Keinginannya akan karir yang lebih tinggi tidak berhenti karena zona nyaman, dia berkerja dengan rajin dan memiliki disiplin diri. Baru kemudian istilah usaha tidak mengkhianati hasil akhirnya dia dapatkan.

Marrissa menerima surat promosi jabatan ke Perusahaan Pusat. Rasa suka cita memenuhi benaknya. Dari situ selama seharian wajah Marrissa sangat ceria dengan senyum sumringah yang tak henti-henti menghiasi wajahnya.

Sampai kemudian, ketika di malam hari, Marissa baru tiba di rumah setelah makan-makan dengan rekan kerja untuk merayakan promosinya.

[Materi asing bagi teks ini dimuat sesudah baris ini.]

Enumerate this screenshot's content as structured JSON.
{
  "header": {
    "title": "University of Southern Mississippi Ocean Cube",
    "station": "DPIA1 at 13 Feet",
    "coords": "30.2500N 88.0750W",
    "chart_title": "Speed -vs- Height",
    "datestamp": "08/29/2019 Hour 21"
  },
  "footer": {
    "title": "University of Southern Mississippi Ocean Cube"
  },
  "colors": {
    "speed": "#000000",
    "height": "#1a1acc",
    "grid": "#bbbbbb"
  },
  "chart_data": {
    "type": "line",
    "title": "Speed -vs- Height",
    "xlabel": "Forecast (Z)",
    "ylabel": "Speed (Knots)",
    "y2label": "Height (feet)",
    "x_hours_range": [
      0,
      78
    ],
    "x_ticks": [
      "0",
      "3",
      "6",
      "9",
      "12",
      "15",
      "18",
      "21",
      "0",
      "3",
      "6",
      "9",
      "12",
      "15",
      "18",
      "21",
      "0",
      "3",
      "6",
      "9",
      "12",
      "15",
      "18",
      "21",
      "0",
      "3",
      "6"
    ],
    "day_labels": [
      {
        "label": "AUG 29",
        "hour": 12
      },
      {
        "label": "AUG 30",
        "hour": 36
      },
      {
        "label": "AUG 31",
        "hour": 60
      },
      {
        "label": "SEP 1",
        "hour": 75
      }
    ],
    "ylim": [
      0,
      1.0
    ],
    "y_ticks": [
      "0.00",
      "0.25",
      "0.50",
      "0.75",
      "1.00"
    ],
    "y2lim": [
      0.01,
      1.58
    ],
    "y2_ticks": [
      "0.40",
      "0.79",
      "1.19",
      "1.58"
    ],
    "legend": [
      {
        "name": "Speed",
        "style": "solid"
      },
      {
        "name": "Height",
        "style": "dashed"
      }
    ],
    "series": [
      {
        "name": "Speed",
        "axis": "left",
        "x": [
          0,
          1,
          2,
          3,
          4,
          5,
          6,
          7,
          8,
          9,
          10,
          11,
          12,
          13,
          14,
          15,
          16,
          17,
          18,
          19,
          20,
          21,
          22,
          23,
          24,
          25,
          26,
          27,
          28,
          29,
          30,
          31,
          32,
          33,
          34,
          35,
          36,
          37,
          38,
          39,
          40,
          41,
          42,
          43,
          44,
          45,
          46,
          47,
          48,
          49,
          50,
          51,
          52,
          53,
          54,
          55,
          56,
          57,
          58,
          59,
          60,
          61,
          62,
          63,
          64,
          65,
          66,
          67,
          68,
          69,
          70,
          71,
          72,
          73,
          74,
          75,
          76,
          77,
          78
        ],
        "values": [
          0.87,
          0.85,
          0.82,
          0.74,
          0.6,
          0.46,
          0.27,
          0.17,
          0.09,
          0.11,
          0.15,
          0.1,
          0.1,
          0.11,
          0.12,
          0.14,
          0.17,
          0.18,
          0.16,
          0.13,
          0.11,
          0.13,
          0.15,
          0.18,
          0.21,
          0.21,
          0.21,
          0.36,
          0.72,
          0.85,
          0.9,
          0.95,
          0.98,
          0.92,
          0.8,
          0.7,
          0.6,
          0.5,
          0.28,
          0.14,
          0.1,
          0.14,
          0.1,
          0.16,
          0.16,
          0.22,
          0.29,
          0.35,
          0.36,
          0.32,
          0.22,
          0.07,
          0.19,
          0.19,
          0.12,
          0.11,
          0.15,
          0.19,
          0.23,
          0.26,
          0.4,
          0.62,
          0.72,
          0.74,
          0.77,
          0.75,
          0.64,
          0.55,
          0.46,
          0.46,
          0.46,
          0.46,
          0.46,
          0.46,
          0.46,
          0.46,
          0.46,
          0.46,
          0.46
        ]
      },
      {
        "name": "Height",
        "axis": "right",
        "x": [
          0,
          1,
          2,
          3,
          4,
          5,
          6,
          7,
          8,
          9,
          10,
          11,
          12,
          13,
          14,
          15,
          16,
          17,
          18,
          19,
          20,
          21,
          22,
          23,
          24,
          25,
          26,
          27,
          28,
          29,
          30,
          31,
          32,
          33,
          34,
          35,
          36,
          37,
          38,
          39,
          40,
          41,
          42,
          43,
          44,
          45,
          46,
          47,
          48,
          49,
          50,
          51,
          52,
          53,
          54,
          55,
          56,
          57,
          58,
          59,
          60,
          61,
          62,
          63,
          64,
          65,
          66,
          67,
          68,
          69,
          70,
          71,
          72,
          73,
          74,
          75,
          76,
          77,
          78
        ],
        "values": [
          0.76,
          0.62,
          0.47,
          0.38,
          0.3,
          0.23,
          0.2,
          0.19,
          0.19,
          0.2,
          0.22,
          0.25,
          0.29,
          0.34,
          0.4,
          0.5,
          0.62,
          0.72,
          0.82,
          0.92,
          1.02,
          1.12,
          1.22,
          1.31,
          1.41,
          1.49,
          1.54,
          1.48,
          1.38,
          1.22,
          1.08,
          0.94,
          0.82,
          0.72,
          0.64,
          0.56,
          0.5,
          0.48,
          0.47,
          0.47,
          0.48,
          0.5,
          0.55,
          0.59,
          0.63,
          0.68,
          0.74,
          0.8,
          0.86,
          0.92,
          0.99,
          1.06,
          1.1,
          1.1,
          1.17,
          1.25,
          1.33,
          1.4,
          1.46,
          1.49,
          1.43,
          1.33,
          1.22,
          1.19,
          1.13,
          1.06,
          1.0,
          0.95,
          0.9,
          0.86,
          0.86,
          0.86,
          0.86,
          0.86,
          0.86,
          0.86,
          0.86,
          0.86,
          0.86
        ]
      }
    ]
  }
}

Mata Marrisa melebar terkejut, 'Sling' tiba-tiba dari arah kaca balkon muncul cahaya hijau terang meluncur cepat menuju ke arahnya. Karena cahaya itu terlalu cepat, dia tidak punya waktu menghindar, lalu semuanya menjadi gelap.

Ketika membuka mata, Marrisa terbangun di Gubuk kecil ditemani oleh anak remaja laki-laki kurus yang merupakan adik dari Jean asli.

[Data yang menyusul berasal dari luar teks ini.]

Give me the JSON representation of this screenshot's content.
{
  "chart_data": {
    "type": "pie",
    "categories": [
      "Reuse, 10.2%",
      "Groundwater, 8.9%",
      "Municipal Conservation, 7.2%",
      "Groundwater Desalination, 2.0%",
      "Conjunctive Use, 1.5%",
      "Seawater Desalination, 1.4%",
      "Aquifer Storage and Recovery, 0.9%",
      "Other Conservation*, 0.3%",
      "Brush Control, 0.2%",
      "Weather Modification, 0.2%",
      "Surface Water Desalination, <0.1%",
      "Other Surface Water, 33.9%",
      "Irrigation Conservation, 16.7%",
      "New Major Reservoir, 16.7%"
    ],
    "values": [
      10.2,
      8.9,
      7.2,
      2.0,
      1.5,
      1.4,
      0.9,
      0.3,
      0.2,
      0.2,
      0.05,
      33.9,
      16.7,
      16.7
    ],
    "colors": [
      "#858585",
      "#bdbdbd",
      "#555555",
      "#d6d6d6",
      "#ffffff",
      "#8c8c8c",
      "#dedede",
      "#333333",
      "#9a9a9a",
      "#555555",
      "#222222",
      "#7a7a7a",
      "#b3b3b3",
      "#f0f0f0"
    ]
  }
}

Juno, itu namannya. Dia menatap khawatir pada kakaknya yang baru saja membuka mata..

"Kakak, akhirnya Kau bangun. Aku sangat takut kakak, Aku takut Kau tidak akan bangun lagi seperti Ayah dan Ibu." Juno merangkul kakaknya seolah takut ditinggalkan.

Ketika Marrissa dipeluk oleh anak remaja itu sambil menangis, kepalanya tiba-tiba sakit, ada banyak kenangan asing yang masuk ke otaknya. Itu adalah ingatan dari Jean.

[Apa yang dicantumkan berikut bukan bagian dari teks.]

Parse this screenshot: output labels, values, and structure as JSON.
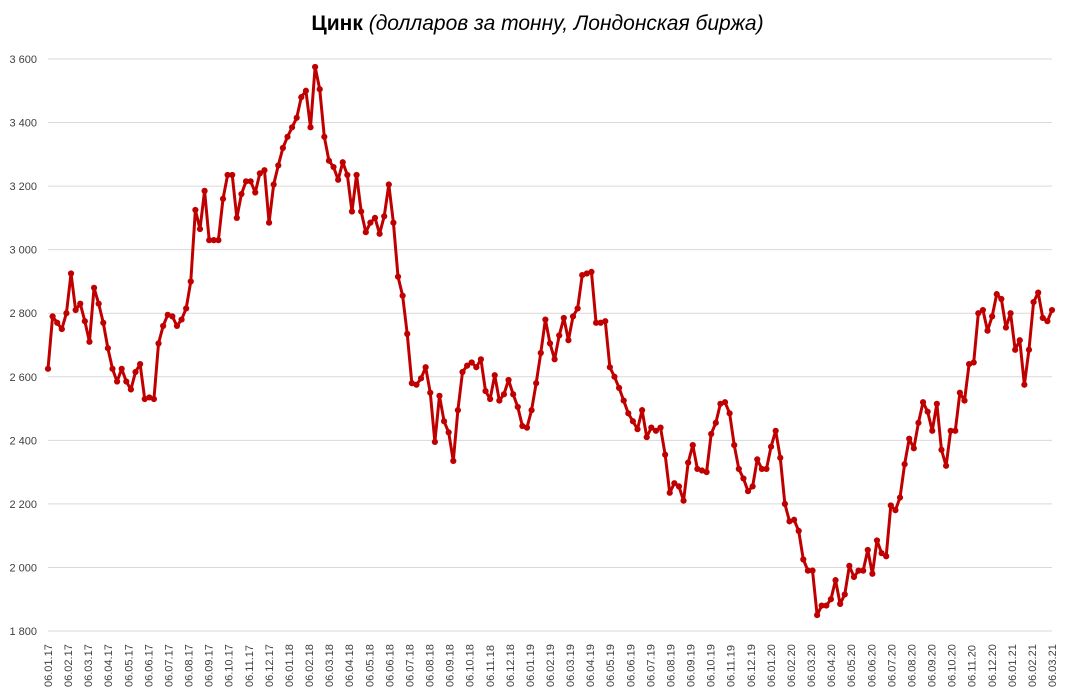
{
  "chart_data": {
    "type": "line",
    "title": "Цинк",
    "subtitle": "(долларов за тонну, Лондонская биржа)",
    "xlabel": "",
    "ylabel": "",
    "ylim": [
      1800,
      3600
    ],
    "yticks": [
      1800,
      2000,
      2200,
      2400,
      2600,
      2800,
      3000,
      3200,
      3400,
      3600
    ],
    "ytick_labels": [
      "1 800",
      "2 000",
      "2 200",
      "2 400",
      "2 600",
      "2 800",
      "3 000",
      "3 200",
      "3 400",
      "3 600"
    ],
    "grid": true,
    "legend": "none",
    "color": "#C00000",
    "x_ticks": [
      "06.01.17",
      "06.02.17",
      "06.03.17",
      "06.04.17",
      "06.05.17",
      "06.06.17",
      "06.07.17",
      "06.08.17",
      "06.09.17",
      "06.10.17",
      "06.11.17",
      "06.12.17",
      "06.01.18",
      "06.02.18",
      "06.03.18",
      "06.04.18",
      "06.05.18",
      "06.06.18",
      "06.07.18",
      "06.08.18",
      "06.09.18",
      "06.10.18",
      "06.11.18",
      "06.12.18",
      "06.01.19",
      "06.02.19",
      "06.03.19",
      "06.04.19",
      "06.05.19",
      "06.06.19",
      "06.07.19",
      "06.08.19",
      "06.09.19",
      "06.10.19",
      "06.11.19",
      "06.12.19",
      "06.01.20",
      "06.02.20",
      "06.03.20",
      "06.04.20",
      "06.05.20",
      "06.06.20",
      "06.07.20",
      "06.08.20",
      "06.09.20",
      "06.10.20",
      "06.11.20",
      "06.12.20",
      "06.01.21",
      "06.02.21",
      "06.03.21"
    ],
    "values": [
      2625,
      2790,
      2770,
      2750,
      2800,
      2925,
      2810,
      2830,
      2775,
      2710,
      2880,
      2830,
      2770,
      2690,
      2625,
      2585,
      2625,
      2585,
      2560,
      2615,
      2640,
      2530,
      2535,
      2530,
      2705,
      2760,
      2795,
      2790,
      2760,
      2780,
      2815,
      2900,
      3125,
      3065,
      3185,
      3030,
      3030,
      3030,
      3160,
      3235,
      3235,
      3100,
      3175,
      3215,
      3215,
      3180,
      3240,
      3250,
      3085,
      3205,
      3265,
      3320,
      3355,
      3385,
      3415,
      3480,
      3500,
      3385,
      3575,
      3505,
      3355,
      3280,
      3260,
      3220,
      3275,
      3235,
      3120,
      3235,
      3120,
      3055,
      3085,
      3100,
      3050,
      3105,
      3205,
      3085,
      2915,
      2855,
      2735,
      2580,
      2575,
      2595,
      2630,
      2550,
      2395,
      2540,
      2460,
      2425,
      2335,
      2495,
      2615,
      2635,
      2645,
      2630,
      2655,
      2555,
      2530,
      2605,
      2525,
      2545,
      2590,
      2545,
      2505,
      2445,
      2440,
      2495,
      2580,
      2675,
      2780,
      2705,
      2655,
      2730,
      2785,
      2715,
      2790,
      2815,
      2920,
      2925,
      2930,
      2770,
      2770,
      2775,
      2630,
      2600,
      2565,
      2525,
      2485,
      2460,
      2435,
      2495,
      2410,
      2440,
      2430,
      2440,
      2355,
      2235,
      2265,
      2255,
      2210,
      2330,
      2385,
      2310,
      2305,
      2300,
      2420,
      2455,
      2515,
      2520,
      2485,
      2385,
      2310,
      2280,
      2240,
      2255,
      2340,
      2310,
      2310,
      2380,
      2430,
      2345,
      2200,
      2145,
      2150,
      2115,
      2025,
      1990,
      1990,
      1850,
      1880,
      1880,
      1900,
      1960,
      1885,
      1915,
      2005,
      1970,
      1990,
      1990,
      2055,
      1980,
      2085,
      2045,
      2035,
      2195,
      2180,
      2220,
      2325,
      2405,
      2375,
      2455,
      2520,
      2490,
      2430,
      2515,
      2370,
      2320,
      2430,
      2430,
      2550,
      2525,
      2640,
      2645,
      2800,
      2810,
      2745,
      2790,
      2860,
      2845,
      2755,
      2800,
      2685,
      2715,
      2575,
      2685,
      2835,
      2865,
      2785,
      2775,
      2810
    ]
  }
}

Dari situ Marrissa tahu jika dia telah menyeberang ke dunia lain.

'Sial, baru saja Aku dipromosikan!' Marrissa membatin dan ingin menangis saat itu juga.

Kakak Beradik yang Malang

Tiga hari Marrissa di dunia lain, dia tidak bisa bekerja dan butuh istirahat.

Untunglah ada Juno adik Jean, dia adik yang baik mau merawat dan mengurus kakaknya, meski makanan yang dia buat sangat tidak enak.

"Kakak makanlah, meski rasanya agak gosong, tapi masih bisa dimakan." Juno memberikan mangkuk berisi bubur kehijauan, jumlahnya tidak mencapai setengah mangkuk.

Sebelumnya bubur itu sangat encer sehingga mencapai setengah mangkuk lebih. Karena hari ini ada insiden tidak terduga, bubur itu gosong dan menyusut menjadi seperempat mangkuk.

Pertama kali memakan bubur itu, Marrissa terdiam dan mengembalikan mangkuk bubur pada Juno dengan alasan tidak selera makan. Dia menahan agar tidak muntah.

Bubur itu dibuat dari biji rumput yang diperoleh Juno di sekitaran sungai, di sana ada banyak anak lain seperti dia, mereka mencari biji rumput untuk di konsumsi.

Karena banyak anak mencari biji rumput, Juno hanya mendapat satu genggam paling banyak, itulah kenapa dia membuat bubur encer untuk kakaknya, agar lebih banyak dan lebih mengenyangkan.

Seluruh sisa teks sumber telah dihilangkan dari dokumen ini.